Viele Gäste, wenig Umsatz

Untersuchung: Füssen wird nicht wirklich als Einkaufsstadt wahrgenommen

+
Wo im Sommer dichtes Gedränge unter den Passanten herrscht, ist im Winter kaum etwas los – die Füssener Reichenstraße.

Füssen – 2,5 Millionen Tagesbesucher, 1,3 Millionen Übernachtungen, 209 Millionen Euro Umsatz allein in 2016 und eine seit 2012 stetig steigende Kaufkraft – die Rahmendaten der Innenstadt sind an und für sich stark.

Das geht aus einer Untersuchung der Stadt Füssen, IHK Schwaben, Uni Augsburg und Hochschule Kempten zur Entwicklung der Innenstadt hervor, die Prof. Dr. Alfred Bauer und Dr. Markus Hilpert jetzt einem kleinen Kreis aus Politik und Wirtschaft im Sparkassensaal vorstellten. Allerdings wird das Potenzial nicht ausgeschöpft. 

„Innenstädte im ländlichen Raum – Perspektiven und Handlungsempfehlungen für das Ortszentrum Füssen“ heißt die Untersuchung, die die Studenten der Uni Augsburg und der Hochschule Kempten in den vergangenen Monaten in Zusammenarbeit mit der Stadt Füssen und der IHK erarbeitet haben. 

Die Studie soll zum einen auf Basis von Fakten den Ist-Zustand deutlich machen und zum anderen künftige Entwicklungen aufzeigen, um die Wettbewerbsfähigkeit Füssens zu steigern (der Kreisbote berichtete). „Wir wollen die Innenstadt stärken“, betonte Bürgermeister Paul Iacob (SPD). Gemeinsam mit den örtlichen Verbänden wie BdS oder Werbegemeinschaft sollen nun auf Basis der gewonnenen Erkenntnisse in Workshops konkrete Handlungsempfehlungen und Schritte erarbeitet werden. „Uns ist es wichtig, dass es schnell in die Umsetzung geht“, appellierte Prof. Dr. Alfred Bauer von der Hochschule Kempten. 
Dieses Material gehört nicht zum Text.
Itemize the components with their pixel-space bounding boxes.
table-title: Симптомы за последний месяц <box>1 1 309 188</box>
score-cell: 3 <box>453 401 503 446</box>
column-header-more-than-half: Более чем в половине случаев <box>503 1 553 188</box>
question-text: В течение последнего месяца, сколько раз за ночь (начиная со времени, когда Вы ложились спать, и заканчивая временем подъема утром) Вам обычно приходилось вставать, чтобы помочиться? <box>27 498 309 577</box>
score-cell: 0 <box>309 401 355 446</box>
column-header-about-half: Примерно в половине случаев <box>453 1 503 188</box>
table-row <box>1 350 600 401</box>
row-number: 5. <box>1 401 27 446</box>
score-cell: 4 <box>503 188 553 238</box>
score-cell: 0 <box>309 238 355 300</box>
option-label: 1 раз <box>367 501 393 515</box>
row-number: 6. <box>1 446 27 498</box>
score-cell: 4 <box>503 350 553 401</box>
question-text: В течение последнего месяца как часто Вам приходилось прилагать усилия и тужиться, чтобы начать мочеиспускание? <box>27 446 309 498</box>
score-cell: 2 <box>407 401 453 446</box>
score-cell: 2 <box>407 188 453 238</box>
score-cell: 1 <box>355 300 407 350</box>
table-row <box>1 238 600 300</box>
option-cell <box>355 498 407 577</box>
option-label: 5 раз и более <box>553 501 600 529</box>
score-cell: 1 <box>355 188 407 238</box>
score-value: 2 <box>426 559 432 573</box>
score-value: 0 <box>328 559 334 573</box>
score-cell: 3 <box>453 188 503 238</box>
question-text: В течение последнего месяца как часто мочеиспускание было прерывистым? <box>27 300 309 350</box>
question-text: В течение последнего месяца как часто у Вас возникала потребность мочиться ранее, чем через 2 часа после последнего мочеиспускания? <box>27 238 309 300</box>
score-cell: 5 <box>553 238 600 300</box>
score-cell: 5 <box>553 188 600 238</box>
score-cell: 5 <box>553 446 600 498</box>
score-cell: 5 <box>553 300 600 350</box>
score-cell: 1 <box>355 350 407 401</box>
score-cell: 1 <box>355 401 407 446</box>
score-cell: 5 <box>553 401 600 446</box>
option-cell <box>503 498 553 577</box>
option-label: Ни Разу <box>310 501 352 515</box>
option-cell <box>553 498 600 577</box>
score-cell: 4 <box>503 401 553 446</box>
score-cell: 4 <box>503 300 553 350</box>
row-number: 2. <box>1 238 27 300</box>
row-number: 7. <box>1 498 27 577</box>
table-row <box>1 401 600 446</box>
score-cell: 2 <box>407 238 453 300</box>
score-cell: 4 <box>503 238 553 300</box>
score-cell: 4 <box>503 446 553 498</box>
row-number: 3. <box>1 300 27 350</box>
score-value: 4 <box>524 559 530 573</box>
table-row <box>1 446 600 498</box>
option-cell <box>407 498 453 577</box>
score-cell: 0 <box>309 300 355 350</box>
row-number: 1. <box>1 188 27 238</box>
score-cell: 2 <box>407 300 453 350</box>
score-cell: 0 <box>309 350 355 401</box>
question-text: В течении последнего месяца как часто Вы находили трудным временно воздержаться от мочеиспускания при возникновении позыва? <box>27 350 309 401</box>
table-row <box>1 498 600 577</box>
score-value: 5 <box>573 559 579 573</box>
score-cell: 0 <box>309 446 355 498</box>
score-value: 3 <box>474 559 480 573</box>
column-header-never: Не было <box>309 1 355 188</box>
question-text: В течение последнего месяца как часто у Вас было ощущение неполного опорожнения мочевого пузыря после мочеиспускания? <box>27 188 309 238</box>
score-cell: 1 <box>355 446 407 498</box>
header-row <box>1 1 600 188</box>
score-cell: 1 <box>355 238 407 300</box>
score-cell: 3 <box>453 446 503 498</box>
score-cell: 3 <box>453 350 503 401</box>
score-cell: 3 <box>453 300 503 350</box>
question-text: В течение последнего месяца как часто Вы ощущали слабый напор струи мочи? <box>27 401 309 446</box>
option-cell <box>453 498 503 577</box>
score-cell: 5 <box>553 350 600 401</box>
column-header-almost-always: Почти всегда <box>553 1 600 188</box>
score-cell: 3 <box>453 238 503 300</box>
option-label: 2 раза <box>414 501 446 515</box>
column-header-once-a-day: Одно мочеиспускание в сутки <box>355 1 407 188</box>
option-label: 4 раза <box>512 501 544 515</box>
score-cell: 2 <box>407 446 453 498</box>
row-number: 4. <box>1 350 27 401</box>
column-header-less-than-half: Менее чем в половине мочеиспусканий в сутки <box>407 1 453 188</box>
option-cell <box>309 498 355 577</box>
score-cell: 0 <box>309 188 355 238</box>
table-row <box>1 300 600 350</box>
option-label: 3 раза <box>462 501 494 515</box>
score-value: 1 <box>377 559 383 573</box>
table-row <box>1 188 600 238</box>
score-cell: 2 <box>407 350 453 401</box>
Um dafür möglichst viele belastbare Daten zu gewinnen, haben Studenten der Fakultät Tourismus an der Hochschule und des Instituts für Geographie an der Uni Augsburg unter anderem seit April vergangenen Jahres Passanten gezählt, Einwohner befragt, statistische Analysen der Zahlen des Jahres 2016 vorgenommen und das Tourismuskonzept evaluiert. Das Fazit von Prof. Dr. Bauer: „Sie sind auf einem sehr sehr guten Weg!“ 

Doch wo viele Stärken sind, sind auch einige Schwächen. So gab Bauer zu bedenken, dass die sogenannte Tourismusintensität in der Hauptsaison sehr hoch sei. Demnach kommen 70 Prozent aller Gäste im Sommer, aber nur 30 Prozent im Winter. Zwei Drittel der Gäste seien darüber hinaus sogenannte Tagesreisende. Die Folge: die Mehrheit der befragten Einheimischen empfindet die Stadt in der Hauptsaison als überlaufen. „Noch ist alles im grünen Bereich“, sagte dazu Prof. Bauer. „Aber währet den Anfängen!“ 

Licht und Schatten

Es stelle sich daher die Frage, wie die hohe Belastung im Sommer entzerrt werden könne. Als Zielmarke gab Bauer ein Verhältnis von 60 Prozent zu 40 zwischen Sommer und Winter vor. Untersucht haben die Studenten auch die Stärken und Schwächen der Stadt. 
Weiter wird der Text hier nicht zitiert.